The Different Jaundice Types

Jaundice has three different types. These are:

  1. Hepatocellular jaundice happens due to injury to or disease of the liver.
  2. Hemolytic Jaundice happens due to red blood cells’ speed up breakdown process resulting in bilirubin’s increased production.
  3. Jaundice that is obstructive can occur due to bile duct obstruction. This can result in the bilirubin being taken out of the liver.

Treatment of Jaundice

Jaundice treatment will be based on what caused jaundice in the first place. In short, treatments for jaundice will try to address the condition that caused jaundice itself instead of symptoms of jaundice. Some of the treatments that can be utilized for jaundice include:

  • Anemia induced jaundice: Boost blood iron content through Iron supplements or Iron-rich diet.
  • Steroidal or antiviral medication for jaundice caused by hepatitis.
  • Surgery for jaundice caused by obstruction.
  • A change of medication is required for jaundice caused by a current prescription drug.
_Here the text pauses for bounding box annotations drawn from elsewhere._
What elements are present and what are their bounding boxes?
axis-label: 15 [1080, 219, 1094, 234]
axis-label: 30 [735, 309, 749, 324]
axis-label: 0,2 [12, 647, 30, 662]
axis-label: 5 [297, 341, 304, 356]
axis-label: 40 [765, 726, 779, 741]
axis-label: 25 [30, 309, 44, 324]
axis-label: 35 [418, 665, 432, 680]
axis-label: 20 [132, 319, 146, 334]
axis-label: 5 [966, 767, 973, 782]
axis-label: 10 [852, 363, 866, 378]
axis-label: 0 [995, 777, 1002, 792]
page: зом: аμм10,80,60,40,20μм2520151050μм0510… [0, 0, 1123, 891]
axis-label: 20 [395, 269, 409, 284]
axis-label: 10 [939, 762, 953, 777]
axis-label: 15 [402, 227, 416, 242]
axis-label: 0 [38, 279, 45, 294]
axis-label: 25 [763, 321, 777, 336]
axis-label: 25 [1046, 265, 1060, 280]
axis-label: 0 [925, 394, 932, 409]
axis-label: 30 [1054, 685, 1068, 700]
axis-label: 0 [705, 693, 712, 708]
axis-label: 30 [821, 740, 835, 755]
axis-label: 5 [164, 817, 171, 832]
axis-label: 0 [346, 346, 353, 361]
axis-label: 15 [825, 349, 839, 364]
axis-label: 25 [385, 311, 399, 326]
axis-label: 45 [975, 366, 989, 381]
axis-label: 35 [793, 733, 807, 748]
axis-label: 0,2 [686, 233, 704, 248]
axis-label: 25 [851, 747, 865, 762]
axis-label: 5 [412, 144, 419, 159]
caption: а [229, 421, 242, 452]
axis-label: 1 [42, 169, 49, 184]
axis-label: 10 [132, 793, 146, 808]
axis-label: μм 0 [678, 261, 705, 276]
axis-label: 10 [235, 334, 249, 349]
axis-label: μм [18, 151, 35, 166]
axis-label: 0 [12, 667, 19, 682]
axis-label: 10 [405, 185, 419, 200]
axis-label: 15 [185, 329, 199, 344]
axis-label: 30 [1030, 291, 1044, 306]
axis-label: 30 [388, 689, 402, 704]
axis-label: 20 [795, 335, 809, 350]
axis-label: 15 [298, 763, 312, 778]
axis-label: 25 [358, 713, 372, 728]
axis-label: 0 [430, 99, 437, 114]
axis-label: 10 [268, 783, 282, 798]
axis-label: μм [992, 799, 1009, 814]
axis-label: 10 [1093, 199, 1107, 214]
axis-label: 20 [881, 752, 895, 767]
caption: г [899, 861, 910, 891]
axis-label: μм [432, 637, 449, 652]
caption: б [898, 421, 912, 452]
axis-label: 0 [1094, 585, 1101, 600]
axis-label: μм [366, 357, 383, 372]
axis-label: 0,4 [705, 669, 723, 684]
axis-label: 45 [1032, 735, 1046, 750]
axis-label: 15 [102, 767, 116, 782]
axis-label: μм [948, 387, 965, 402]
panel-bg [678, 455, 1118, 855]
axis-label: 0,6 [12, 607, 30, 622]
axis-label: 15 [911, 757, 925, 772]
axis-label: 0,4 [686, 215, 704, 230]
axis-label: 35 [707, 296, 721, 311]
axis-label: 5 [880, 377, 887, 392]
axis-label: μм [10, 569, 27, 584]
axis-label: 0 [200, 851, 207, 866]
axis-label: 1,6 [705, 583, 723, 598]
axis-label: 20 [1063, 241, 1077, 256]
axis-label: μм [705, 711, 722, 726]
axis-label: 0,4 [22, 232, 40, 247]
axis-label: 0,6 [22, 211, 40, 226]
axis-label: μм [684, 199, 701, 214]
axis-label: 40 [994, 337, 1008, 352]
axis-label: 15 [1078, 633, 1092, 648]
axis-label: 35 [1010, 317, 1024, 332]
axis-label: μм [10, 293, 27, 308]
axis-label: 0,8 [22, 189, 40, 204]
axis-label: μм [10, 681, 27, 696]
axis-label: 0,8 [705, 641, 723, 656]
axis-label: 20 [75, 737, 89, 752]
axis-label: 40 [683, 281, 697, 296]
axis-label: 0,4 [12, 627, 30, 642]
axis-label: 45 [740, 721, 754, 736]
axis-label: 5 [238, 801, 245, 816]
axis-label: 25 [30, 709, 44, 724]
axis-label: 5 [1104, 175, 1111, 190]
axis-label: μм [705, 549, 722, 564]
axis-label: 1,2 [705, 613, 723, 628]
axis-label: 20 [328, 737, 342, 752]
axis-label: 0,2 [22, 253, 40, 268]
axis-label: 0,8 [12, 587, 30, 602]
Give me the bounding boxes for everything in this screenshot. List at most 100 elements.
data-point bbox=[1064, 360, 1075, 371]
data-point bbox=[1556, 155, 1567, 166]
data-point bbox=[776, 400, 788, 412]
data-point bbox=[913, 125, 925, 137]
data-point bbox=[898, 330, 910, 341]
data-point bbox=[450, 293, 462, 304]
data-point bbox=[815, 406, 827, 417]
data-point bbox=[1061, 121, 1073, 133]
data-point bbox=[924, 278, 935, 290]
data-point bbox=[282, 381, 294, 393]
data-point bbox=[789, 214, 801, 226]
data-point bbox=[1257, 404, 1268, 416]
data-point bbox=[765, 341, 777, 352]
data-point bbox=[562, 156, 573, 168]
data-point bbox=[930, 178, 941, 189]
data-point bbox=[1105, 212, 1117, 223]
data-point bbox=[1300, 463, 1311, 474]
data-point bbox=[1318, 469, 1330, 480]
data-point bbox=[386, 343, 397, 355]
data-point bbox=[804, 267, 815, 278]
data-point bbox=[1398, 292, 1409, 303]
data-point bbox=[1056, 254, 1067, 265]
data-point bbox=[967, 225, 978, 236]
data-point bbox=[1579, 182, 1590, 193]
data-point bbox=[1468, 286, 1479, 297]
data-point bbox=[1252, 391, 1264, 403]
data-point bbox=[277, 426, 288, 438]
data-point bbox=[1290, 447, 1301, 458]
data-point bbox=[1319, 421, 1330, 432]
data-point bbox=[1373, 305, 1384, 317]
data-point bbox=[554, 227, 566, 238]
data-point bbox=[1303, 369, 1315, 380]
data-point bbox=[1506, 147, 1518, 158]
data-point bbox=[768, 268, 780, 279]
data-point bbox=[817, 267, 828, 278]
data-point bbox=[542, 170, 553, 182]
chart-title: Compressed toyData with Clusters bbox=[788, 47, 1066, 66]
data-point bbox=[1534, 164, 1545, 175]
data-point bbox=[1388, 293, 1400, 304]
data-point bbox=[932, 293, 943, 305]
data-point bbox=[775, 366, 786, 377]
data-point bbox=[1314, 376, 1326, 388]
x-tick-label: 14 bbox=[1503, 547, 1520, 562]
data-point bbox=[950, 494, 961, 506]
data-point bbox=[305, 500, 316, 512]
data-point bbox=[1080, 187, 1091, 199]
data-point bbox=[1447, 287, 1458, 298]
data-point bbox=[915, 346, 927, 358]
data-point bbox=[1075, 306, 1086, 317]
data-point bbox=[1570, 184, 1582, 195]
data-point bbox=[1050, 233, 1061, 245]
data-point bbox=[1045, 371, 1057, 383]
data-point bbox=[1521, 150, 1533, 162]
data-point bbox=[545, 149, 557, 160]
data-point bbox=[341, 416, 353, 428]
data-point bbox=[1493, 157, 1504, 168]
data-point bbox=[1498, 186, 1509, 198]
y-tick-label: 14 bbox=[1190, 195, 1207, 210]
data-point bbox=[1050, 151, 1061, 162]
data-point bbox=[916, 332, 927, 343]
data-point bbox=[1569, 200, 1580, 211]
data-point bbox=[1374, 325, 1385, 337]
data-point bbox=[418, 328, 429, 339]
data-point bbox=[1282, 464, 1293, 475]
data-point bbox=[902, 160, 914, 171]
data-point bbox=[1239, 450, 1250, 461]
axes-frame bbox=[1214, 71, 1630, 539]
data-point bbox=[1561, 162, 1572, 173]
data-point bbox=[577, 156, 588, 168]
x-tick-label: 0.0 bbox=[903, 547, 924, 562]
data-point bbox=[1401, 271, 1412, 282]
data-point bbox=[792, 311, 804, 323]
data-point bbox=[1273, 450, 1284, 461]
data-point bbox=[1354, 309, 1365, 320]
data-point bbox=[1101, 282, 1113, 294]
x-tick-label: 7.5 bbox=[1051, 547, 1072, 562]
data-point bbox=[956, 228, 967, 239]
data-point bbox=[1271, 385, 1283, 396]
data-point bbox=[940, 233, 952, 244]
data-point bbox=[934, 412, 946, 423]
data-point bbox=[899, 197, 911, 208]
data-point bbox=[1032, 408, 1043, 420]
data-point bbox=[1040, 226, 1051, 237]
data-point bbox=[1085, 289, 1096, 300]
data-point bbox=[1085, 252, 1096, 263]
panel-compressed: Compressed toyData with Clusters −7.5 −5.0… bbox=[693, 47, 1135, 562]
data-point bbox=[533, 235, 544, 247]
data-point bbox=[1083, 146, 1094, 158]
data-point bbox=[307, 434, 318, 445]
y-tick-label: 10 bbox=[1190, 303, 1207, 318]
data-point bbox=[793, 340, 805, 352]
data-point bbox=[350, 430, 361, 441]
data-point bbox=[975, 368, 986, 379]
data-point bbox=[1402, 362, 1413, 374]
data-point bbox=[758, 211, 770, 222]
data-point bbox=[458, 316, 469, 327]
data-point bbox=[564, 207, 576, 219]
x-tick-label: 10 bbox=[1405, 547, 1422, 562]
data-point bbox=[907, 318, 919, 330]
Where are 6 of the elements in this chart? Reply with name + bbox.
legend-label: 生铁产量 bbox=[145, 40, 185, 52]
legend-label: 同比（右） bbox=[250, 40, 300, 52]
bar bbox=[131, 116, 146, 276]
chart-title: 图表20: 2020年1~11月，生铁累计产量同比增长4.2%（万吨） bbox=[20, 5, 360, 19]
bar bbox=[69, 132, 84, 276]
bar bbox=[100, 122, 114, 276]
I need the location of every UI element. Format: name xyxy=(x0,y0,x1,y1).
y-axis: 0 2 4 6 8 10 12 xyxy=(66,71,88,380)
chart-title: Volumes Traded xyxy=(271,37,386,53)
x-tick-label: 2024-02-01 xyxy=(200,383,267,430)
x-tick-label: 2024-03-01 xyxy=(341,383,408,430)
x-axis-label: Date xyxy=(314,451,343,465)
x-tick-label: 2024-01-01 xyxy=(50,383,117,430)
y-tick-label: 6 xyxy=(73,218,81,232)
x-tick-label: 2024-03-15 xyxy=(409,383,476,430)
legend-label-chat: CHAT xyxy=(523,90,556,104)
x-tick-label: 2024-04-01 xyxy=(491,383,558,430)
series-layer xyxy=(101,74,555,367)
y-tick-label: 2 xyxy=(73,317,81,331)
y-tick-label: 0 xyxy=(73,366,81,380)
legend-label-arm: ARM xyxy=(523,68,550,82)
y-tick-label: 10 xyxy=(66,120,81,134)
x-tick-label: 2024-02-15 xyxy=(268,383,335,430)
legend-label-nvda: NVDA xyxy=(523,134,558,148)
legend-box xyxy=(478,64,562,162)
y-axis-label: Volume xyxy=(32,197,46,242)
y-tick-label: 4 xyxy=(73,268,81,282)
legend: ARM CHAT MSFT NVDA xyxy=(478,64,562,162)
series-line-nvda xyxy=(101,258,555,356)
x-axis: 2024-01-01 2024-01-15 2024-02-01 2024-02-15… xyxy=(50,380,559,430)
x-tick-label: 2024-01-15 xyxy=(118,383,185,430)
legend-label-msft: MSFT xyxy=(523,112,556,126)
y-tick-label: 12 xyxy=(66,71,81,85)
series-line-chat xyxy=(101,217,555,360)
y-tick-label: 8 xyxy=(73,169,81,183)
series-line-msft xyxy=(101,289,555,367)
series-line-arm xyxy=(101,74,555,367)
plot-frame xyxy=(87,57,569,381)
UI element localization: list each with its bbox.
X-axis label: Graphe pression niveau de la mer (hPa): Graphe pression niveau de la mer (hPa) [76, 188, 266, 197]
Possible Complications of Jaundice

Jaundice may be accompanied by itching that to some patients can be so extreme that they may scratch the skin excessively, resulting in poor quality sleep, and in some instances even contemplating suicide. Complications may occur but it will mostly be the result of the actual condition itself and not by the symptoms of jaundice.

One example is if a bile duct that is obstructed caused jaundice, then bleeding that is uncontrollable may be the complication.